Mitigée donc... mais j'ai ri... et c'est déjà pas mal hein!

   Anonyme   
4/7/2011
 a aimé ce texte 
Bien
UM ! Que dire, sinon que j'ai franchement ri. Une petite nouvelle bien bricolée (pas de chez Casto) et qui a mis mes zygomatiques en mouvement. Rien à dire quant au style. Les jeux de mots, quiproquos et autres sont bien amenés, les commentaires et apartés ne nuisent pas au récit, bien au contraire. On en viendrait presque à aimer les mathématiciens (là c'est mon traitement de texte qui a complété le mot ; il est comme Débardum, peut pas s'en empêcher. Je voulais dire les maths).

   widjet   
7/7/2011
 a aimé ce texte 
Bien
Voilà un texte des plus sympathiques à l’image de cette narratrice pleine d’autodérision, très moderne (dans le langage et l’état d’esprit)… sacrément coquine (dans les sous entendus... mais jamais vulgaire !). Belle idée que de bâtir un récit sur ce sujet. C’est vrai que les matheux et autres scientifiques, c’est vraiment un monde à part.

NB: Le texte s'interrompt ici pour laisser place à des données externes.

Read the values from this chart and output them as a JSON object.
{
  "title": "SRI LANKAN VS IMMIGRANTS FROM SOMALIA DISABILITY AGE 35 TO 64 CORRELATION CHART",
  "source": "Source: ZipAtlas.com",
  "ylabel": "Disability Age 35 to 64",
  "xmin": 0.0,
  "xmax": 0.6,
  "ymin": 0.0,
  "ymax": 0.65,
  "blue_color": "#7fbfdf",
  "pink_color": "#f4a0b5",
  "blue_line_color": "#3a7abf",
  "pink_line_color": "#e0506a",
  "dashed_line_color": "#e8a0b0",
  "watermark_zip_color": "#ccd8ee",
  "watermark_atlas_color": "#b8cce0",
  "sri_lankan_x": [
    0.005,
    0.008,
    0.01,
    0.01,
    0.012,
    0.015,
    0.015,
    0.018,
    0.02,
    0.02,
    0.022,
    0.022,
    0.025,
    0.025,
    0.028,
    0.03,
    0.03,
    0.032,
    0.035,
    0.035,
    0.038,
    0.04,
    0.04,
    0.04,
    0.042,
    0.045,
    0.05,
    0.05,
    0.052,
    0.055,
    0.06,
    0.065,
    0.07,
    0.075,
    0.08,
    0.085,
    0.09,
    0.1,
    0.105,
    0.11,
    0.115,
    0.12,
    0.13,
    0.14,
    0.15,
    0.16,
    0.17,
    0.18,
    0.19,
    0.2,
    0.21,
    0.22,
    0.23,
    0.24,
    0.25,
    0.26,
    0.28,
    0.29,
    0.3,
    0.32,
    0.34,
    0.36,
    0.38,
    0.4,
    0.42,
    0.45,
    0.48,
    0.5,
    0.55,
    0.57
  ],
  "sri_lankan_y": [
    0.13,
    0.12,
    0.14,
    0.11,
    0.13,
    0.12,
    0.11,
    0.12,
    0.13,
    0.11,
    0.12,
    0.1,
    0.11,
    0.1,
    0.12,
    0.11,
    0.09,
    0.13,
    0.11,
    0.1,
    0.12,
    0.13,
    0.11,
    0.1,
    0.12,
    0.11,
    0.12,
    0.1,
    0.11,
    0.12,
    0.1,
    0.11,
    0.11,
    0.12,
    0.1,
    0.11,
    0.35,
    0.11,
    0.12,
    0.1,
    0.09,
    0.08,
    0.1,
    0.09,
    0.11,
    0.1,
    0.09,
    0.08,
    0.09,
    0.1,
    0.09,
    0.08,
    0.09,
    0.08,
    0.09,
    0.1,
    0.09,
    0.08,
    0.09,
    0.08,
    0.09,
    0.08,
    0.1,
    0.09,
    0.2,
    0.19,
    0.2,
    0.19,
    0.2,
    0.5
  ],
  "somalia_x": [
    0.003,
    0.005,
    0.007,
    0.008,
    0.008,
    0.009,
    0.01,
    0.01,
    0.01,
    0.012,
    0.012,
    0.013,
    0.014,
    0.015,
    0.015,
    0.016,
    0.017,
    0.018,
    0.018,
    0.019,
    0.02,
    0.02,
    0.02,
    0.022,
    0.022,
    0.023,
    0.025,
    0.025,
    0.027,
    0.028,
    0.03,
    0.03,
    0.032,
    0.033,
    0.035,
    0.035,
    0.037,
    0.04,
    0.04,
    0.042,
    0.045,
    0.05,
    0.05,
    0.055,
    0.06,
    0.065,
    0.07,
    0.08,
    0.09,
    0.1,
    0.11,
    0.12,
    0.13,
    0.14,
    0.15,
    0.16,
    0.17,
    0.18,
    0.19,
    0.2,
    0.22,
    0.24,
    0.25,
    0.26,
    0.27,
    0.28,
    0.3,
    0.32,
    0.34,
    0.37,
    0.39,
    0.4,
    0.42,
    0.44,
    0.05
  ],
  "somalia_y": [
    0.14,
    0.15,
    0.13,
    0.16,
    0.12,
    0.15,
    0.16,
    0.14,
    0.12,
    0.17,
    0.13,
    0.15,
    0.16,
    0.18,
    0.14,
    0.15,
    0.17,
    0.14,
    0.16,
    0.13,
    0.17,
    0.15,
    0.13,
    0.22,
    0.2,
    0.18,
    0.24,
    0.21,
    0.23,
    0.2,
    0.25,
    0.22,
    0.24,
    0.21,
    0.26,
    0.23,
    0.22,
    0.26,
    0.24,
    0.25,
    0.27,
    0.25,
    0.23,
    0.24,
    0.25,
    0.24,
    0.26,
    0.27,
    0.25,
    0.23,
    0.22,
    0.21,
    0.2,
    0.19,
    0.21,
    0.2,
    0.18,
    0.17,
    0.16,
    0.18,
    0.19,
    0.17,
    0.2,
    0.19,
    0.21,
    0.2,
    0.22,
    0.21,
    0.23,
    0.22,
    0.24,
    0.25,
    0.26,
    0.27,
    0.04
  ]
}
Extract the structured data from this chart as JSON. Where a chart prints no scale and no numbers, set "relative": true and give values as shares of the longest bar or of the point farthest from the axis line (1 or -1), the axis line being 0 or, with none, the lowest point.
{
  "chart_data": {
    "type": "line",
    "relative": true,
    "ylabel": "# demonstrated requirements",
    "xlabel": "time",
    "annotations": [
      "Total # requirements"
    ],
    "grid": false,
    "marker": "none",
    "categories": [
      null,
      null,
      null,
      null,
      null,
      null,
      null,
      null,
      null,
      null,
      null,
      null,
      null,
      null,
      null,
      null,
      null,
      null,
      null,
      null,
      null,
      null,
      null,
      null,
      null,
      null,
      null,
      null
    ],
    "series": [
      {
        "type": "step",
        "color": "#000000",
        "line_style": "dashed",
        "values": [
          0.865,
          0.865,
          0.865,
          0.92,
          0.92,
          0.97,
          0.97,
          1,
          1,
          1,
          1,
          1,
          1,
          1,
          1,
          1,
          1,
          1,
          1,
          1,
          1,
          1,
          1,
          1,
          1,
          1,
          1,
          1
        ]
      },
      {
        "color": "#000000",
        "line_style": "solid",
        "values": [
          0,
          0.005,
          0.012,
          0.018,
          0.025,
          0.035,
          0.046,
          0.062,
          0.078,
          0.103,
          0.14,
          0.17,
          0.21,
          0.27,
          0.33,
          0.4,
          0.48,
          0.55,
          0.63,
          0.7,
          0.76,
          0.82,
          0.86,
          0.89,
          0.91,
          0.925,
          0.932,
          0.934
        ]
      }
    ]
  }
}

La critique est légère, pas trop acide sur les "tronches de notre monde", c'est presque tendre par moment.

Cela se lit bien, c’est vif, frais, fluide, amusant, (bien aimé entre autres le « l’intégrale de Fournier, (rien à voir avec l’épilation, finalement). En tout cas suffisamment rythmé (bonne idée de ne pas faire un texte trop long) pour une lecture confortable et agréable.

Par moment, l’auteur pêche par gourmandise (ou excès de bavardage, même si le côté "pipelette" colle assez bien à la jeune fille) et aurait pu s’abstenir d’expliquer. Exemple sur le type avec le débardeur baptisé, il n’était pas utile de rajouter après « qui me l’a dit » le reste de la phrase « je ne savais pas son nom, et Débardeur tout court, ça faisait trop simple, limite travailleur manuel, alors dans ma tête, je l'ai appelé Débardum ». Cela amoindrit la portée humoristique.

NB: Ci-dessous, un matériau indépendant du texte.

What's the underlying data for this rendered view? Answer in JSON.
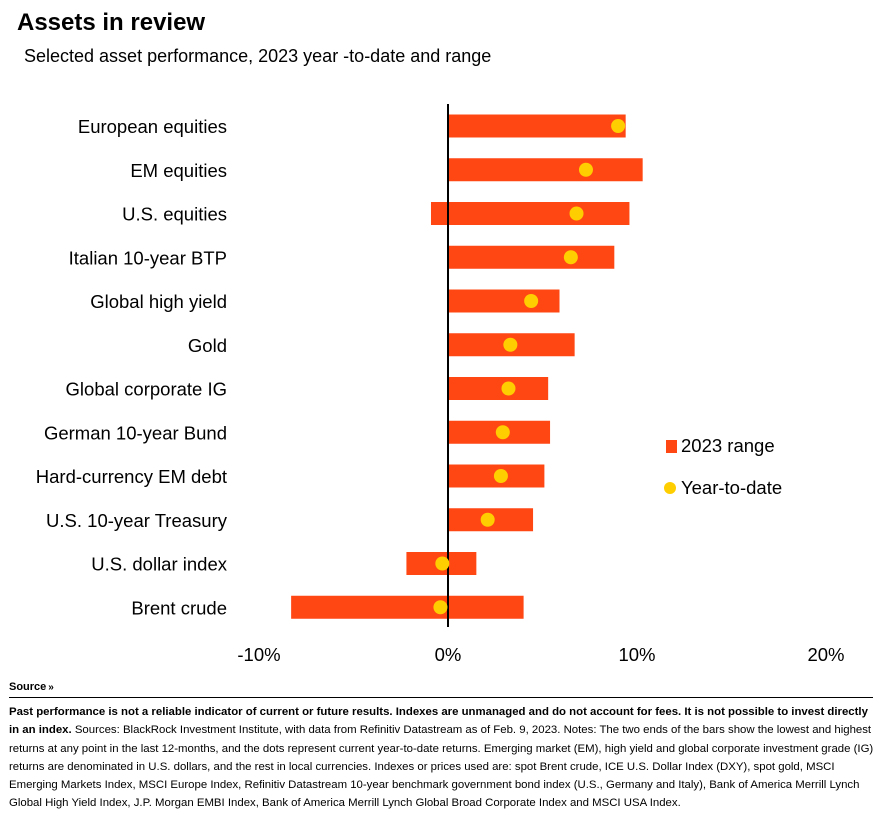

Enfin, cette phrase étrange dans sa formulation « Fringué comme les pages vieux du catalogue de la Redoute » m’a intrigué. « Pourquoi vieux ? »…A qui s’applique cet adjectif ?

Merci, ça fait du bien de lire quelque chose rafraichissant en cette période estivale !

W

PS : pour répondre à Estelle, je ne vois pas trop le côté "méprisant" du dénouement, mais davantage le côté "arroseuse arrosée", et c'est ce qui me plait. Il y a une certaine justice, finalement. A force d'égratigner les "cerveaux", y'avait pas raison que la petite effrontée s'en tire à si bon compte !

   matcauth   
16/10/2011
 a aimé ce texte 
Un peu
C'est sympa car l'auteur connaît le sujet dont elle parle. Après, le style d'écriture, léger sans encombrement (à part quelques exceptions) mériterait perfectionnement.
L'histoire est également un peu trop légère, trop peu de choses à raconter. Mais, bien sûr, chacun ses gouts.